Where, pray tell, has Obama been hiding his crescent and star and the mark of the beast?

Rhod says:

While Rev Turner fights the good fight, white liberals in the blogosphere are defending Jeremiah Wright’s Black Liberation Theology. Liberalism is a death wish.

Wild Thing says:

Lynn…..”Ralph, the porcelain God”…..LOL good one!
People like the aclu etc. only seem to care about their own list of beliefs and the heck with Christianity.

Wild Thing says:

Tom,I will never understand. I do konw they have an agenda the ACLU and it is against the Christian beliefs but how they can get away with all the things they do I will never understand it.

Wild Thing says:

John it is a vicious circle. We fight back, send emails, fax and phone calls. And the liberals do the same and also have the media and big groups like the ACLU etc. ANSWER and Soros groups to do tons more work getting their agenda accompolished.

Wild Thing says:

Horace, thank you so much, that means a lot to me. I am so glad and honored that you are a part of this blog, your commments are always so good.
Thatis a good idea to send it out to let people know too the information of what is going on.

Wild Thing says:

Odin those are all good ideas of things we can do.

Wild Thing says:

Jack. good one!
“Where, pray tell, has Obama been hiding his crescent and star and the mark of the beast?”

Wild Thing says:

Rhod, that is exactly what is happening you are so right.

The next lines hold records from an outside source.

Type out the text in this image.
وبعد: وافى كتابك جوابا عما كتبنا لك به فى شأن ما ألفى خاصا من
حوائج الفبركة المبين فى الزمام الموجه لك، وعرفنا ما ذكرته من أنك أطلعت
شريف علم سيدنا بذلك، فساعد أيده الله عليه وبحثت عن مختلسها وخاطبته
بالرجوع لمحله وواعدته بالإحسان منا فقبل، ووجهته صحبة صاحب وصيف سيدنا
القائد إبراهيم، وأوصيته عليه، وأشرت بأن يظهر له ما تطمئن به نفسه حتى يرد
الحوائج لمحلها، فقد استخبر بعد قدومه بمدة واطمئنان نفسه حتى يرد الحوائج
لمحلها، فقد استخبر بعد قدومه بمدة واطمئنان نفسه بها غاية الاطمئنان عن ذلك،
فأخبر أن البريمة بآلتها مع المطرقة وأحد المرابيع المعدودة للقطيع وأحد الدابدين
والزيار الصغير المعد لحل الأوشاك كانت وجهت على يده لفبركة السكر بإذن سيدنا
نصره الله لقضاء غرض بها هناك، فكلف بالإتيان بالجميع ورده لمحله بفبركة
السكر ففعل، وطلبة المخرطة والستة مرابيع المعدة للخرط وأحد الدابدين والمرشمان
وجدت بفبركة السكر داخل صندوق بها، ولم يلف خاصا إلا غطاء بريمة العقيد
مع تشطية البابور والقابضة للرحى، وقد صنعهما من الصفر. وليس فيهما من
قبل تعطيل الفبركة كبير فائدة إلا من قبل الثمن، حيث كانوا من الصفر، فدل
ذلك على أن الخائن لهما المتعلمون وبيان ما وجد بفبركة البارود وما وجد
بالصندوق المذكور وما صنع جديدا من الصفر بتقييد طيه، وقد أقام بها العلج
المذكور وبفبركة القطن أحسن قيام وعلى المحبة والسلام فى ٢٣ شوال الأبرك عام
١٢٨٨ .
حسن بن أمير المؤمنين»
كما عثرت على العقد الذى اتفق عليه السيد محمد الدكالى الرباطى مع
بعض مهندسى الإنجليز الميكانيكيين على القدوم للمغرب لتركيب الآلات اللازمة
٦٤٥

darthcrUSAderworldtour07 says:

The same in this blue state of secualar socialism! Our local Senior Center told the ‘Greatest Generation’ they could no longer say JESUS or JESUS CHRIST when they said grace out loud before their meals. I contacted WALLBUILDERSLIVE and our local conservative talk radio host did the same. (Rick Green & David Barton) http://www.wallbuilders.com and http://www.wallbuilderslive.com …. Yeah they’re TEXANS! This baby ain’t over by a longshot.

Wild Thing says:

Darth, wow I am so proud of you and all you do. Good for you!!!!!